Frammenti, memorie, bozze e pensieri sparsi per il mondo (2)

Da che ricordo, ho sempre pensato al viaggio come alla panacea dei travagli interiori: solvitur ambulando.
Guardandomi dentro scorgo un'infinità di luoghi, strade, cieli: un'intricata mappa delle mie fughe.

Ho sempre pensato che spostarsi fosse una liberazione. Quale libertà nascere a nuova vita! Un libro con pagine bianche tutte da scrivere!
Quante volte, soffocato in luoghi angusti e in prigioni dell'animo, ho sognato nuovi orizzonti. Insaziabile di scoperte! Il fascino e il timore di una nuova esistenza tutta da scrivere!

Ho sempre pensato a me stesso come ad un pellegrino in cammino verso una terra promessa nella quale tornare ad essere embrione e poi guardare alla nuova vita con l'entusiasmo di un bambino sempre pronto a meravigliarsi.

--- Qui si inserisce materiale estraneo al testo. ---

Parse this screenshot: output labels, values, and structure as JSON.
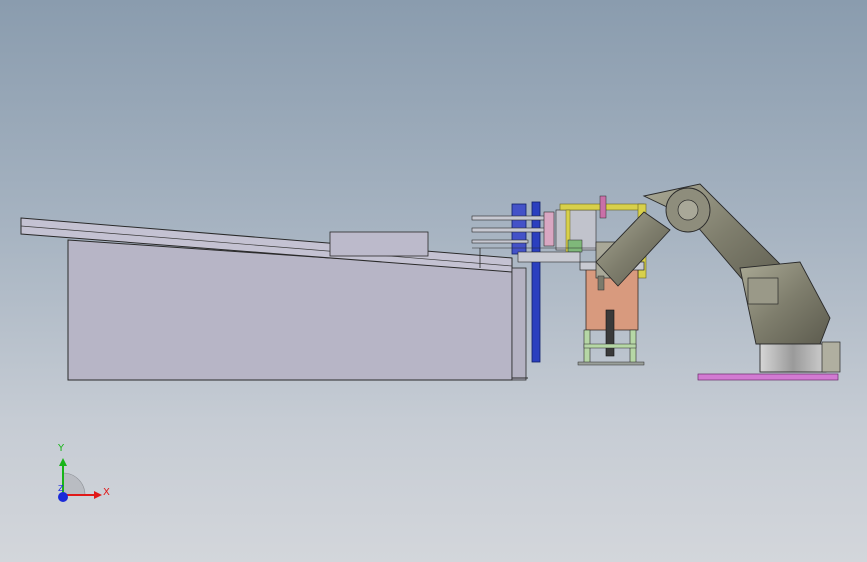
{
  "viewport": {
    "background_top": "#8a9cae",
    "background_bottom": "#d3d6db"
  },
  "model": {
    "components": [
      "inclined-conveyor",
      "machine-frame",
      "gripper-fixture",
      "fixture-stand",
      "industrial-robot",
      "robot-base-plate"
    ],
    "colors": {
      "conveyor_fill": "#b6b4c4",
      "line": "#2a2a2a",
      "fixture_copper": "#d89a7e",
      "robot_body": "#8b8a78",
      "frame_yellow": "#d8d04a",
      "frame_blue": "#2b3fbf",
      "base_plate": "#d27ad2"
    }
  },
  "triad": {
    "x_label": "X",
    "y_label": "Y",
    "z_label": "Z",
    "x_color": "#e01919",
    "y_color": "#18b418",
    "z_color": "#1a2ad8"
  }
}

Ho sempre pensato alla vita come ad una cartina stradale fitta di linee di diverso colore.
Ciascuno sceglie la propria strada e i più finiscono con lo stanziarsi.
La mia irrequietezza interiore sembra impedirmi di trovare il luogo giusto dove fermarmi; il mio istinto mi porta a vagare, a camminare, esplorare, imboccare una strada e poi deviare, tornare indietro e cambiare percorso. Sempre in cammino su strade in salita ed altre in discesa.
Probabilmente potrò sembrare privo di buon senso: non me ne rammarico, il buon senso lo lascio senza rimpianti agli altri. Io ho sempre trovato più rassicurante immaginare di avere a disposizione l'infinita rete di strade di questo mondo e pensare che tutto ciò di cui ho bisongo è avere il coraggio di calzare un paio di scarpe e andare...
Sono un vagabondo dell'animo, non riesco ad immaginarmi se non tra vasti orizzonti...

dai taccuini Moleskine,
maggio 2009

3 comments:

achab said...

è giusto,il viaggio inteso come liberazione,conoscenza,confronto,il tuo post è molto bello,quasi quasi parto,mah,ciao bernardo buona serata.

achab said...

mi scuso sinceramente prima ho sbagliato il tuo nome,ciao francesco,scusa.

Francesco Di Bernardo said...

Ciao Achab. Grazie mille, davvero! Per me viaggiare significa esattemente questo: conoscere gli altri e sé stessi. La condizone del viaggio è quella che cerco di riportare anche metaforicamente nella mia vita interiore: essere sempre in cammino, non fermarsi mai, voler conoscere sempre di più.